Desafectaron a 10 penitenciarios por torturas y abusos a reclusas de la Unidad Penal 51 de Magdalena

El Ministerio de Justicia y Derechos Humanos de la provincia de Buenos Aires separó preventivamente a diez penitenciarios acusados de torturar a cinco mujeres detenidas y abusar a dos de ellas.

Entre ellos se encuentran el personal jerárquico de la Unidad Penitenciaria N° 51 de Magdalena, responsable de los hechos que ocurrieron contra cuatro de ellas el día 3 de junio, mientras en todo el país se manifestaban miles de mujeres reclamando poner fin a las violencias de género, en la jornada impulsada por el movimiento “Ni una menos”. 

Los hechos fueron denunciados por la Comisión Provincial por la Memoria luego de entrevistarse con las víctimas en su calidad de Mecanismo Local de Prevención de la Tortura. En el marco de la causa penal, la Sala III de la Cámara de Apelaciones revocó la decisión de primera instancia que rechazaba a la CPM como como PDI (Particular Damnificado Institucional), aceptando su participación en tal carácter.

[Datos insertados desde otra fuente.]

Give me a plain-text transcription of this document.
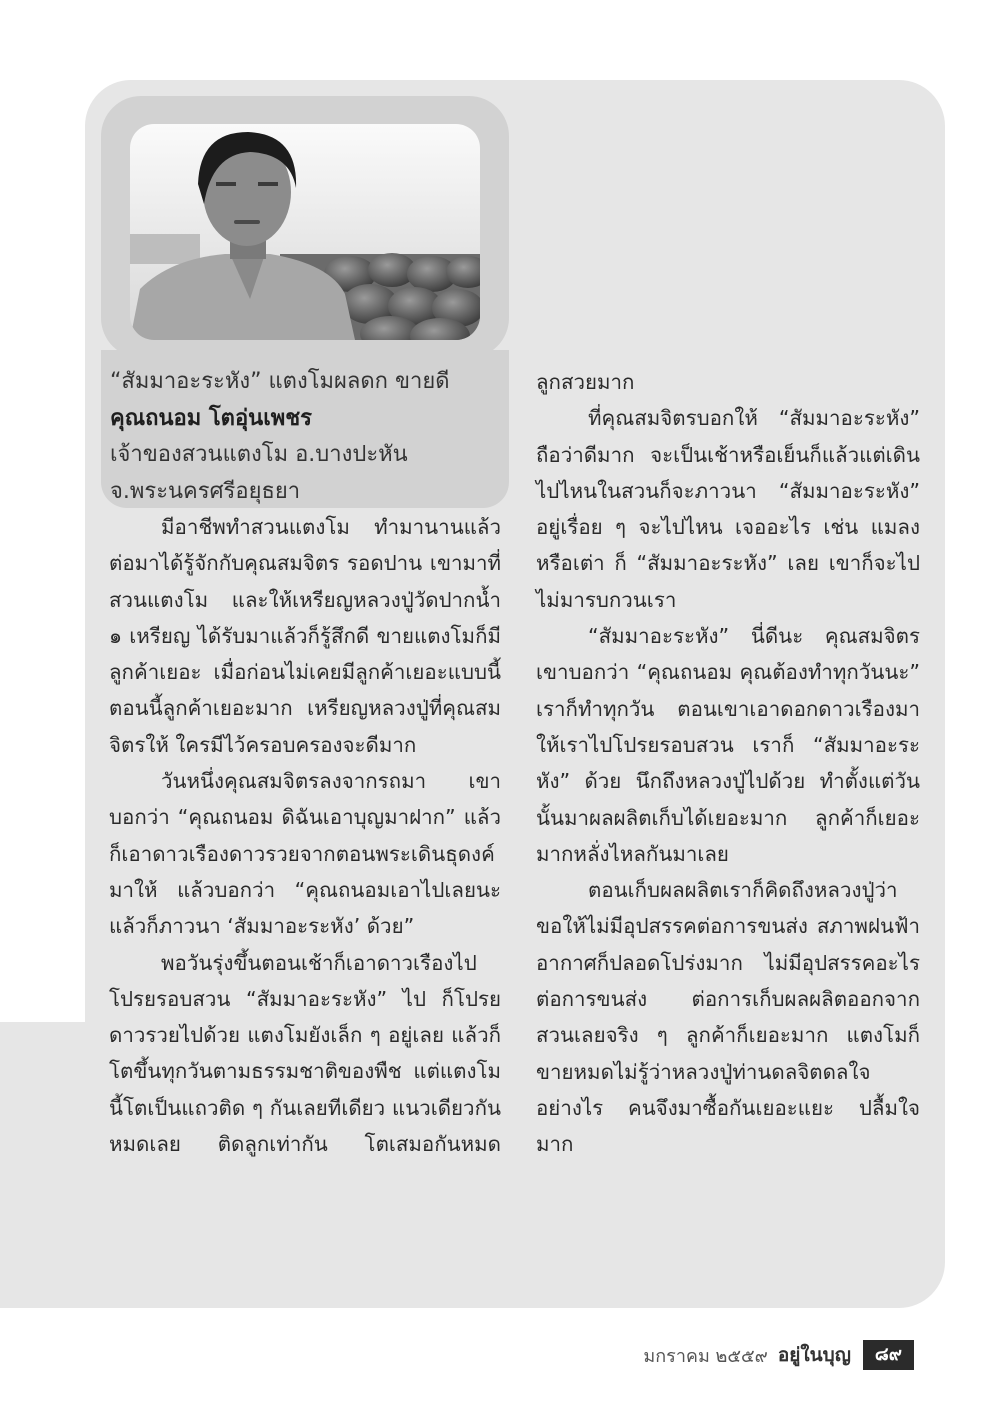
“สัมมาอะระหัง” แตงโมผลดก ขายดี
คุณถนอม โตอุ่นเพชร
เจ้าของสวนแตงโม อ.บางปะหัน
จ.พระนครศรีอยุธยา

มีอาชีพทำสวนแตงโม ทำมานานแล้ว ต่อมาได้รู้จักกับคุณสมจิตร รอดปาน เขามาที่สวนแตงโม และให้เหรียญหลวงปู่วัดปากน้ำ ๑ เหรียญ ได้รับมาแล้วก็รู้สึกดี ขายแตงโมก็มีลูกค้าเยอะ เมื่อก่อนไม่เคยมีลูกค้าเยอะแบบนี้ ตอนนี้ลูกค้าเยอะมาก เหรียญหลวงปู่ที่คุณสมจิตรให้ ใครมีไว้ครอบครองจะดีมาก

วันหนึ่งคุณสมจิตรลงจากรถมา เขาบอกว่า “คุณถนอม ดิฉันเอาบุญมาฝาก” แล้วก็เอาดาวเรืองดาวรวยจากตอนพระเดินธุดงค์มาให้ แล้วบอกว่า “คุณถนอมเอาไปเลยนะแล้วก็ภาวนา ‘สัมมาอะระหัง’ ด้วย”

พอวันรุ่งขึ้นตอนเช้าก็เอาดาวเรืองไปโปรยรอบสวน “สัมมาอะระหัง” ไป ก็โปรยดาวรวยไปด้วย แตงโมยังเล็ก ๆ อยู่เลย แล้วก็โตขึ้นทุกวันตามธรรมชาติของพืช แต่แตงโมนี้โตเป็นแถวติด ๆ กันเลยทีเดียว แนวเดียวกันหมดเลย ติดลูกเท่ากัน โตเสมอกันหมด

ลูกสวยมาก

ที่คุณสมจิตรบอกให้ “สัมมาอะระหัง” ถือว่าดีมาก จะเป็นเช้าหรือเย็นก็แล้วแต่เดินไปไหนในสวนก็จะภาวนา “สัมมาอะระหัง” อยู่เรื่อย ๆ จะไปไหน เจออะไร เช่น แมลงหรือเต่า ก็ “สัมมาอะระหัง” เลย เขาก็จะไปไม่มารบกวนเรา

“สัมมาอะระหัง” นี่ดีนะ คุณสมจิตรเขาบอกว่า “คุณถนอม คุณต้องทำทุกวันนะ” เราก็ทำทุกวัน ตอนเขาเอาดอกดาวเรืองมาให้เราไปโปรยรอบสวน เราก็ “สัมมาอะระหัง” ด้วย นึกถึงหลวงปู่ไปด้วย ทำตั้งแต่วันนั้นมาผลผลิตเก็บได้เยอะมาก ลูกค้าก็เยอะมากหลั่งไหลกันมาเลย

ตอนเก็บผลผลิตเราก็คิดถึงหลวงปู่ว่าขอให้ไม่มีอุปสรรคต่อการขนส่ง สภาพฝนฟ้าอากาศก็ปลอดโปร่งมาก ไม่มีอุปสรรคอะไรต่อการขนส่ง ต่อการเก็บผลผลิตออกจากสวนเลยจริง ๆ ลูกค้าก็เยอะมาก แตงโมก็ขายหมดไม่รู้ว่าหลวงปู่ท่านดลจิตดลใจอย่างไร คนจึงมาซื้อกันเยอะแยะ ปลื้มใจมาก

มกราคม ๒๕๕๙ อยู่ในบุญ	๘๙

Con el voto de Fernando Mateos y Juan Benavides, la Sala III de la Cámara de Apelación y Garantías en lo penal de La Plata revocó la decisión de primera instancia del juez de garantías Juan Pablo Masi, quien había rechazado la presentación como particular damnificado institucional de la Comisión Provincial por la Memoria por considerarla “prematura”.

En una resolución contundente y unánime, los jueces de Cámara derribaron el argumento de primera instancia y sostuvieron que los hechos investigados revisten gravedad institucional y forman parte de la competencia legal de la CPM en su calidad de Mecanismo Local de Prevención de la Tortura de la provincia de Buenos Aires, y conforme lo establece la ley nacional 26.827 que crea e implementa el Sistema Nacional de Prevención de la Tortura.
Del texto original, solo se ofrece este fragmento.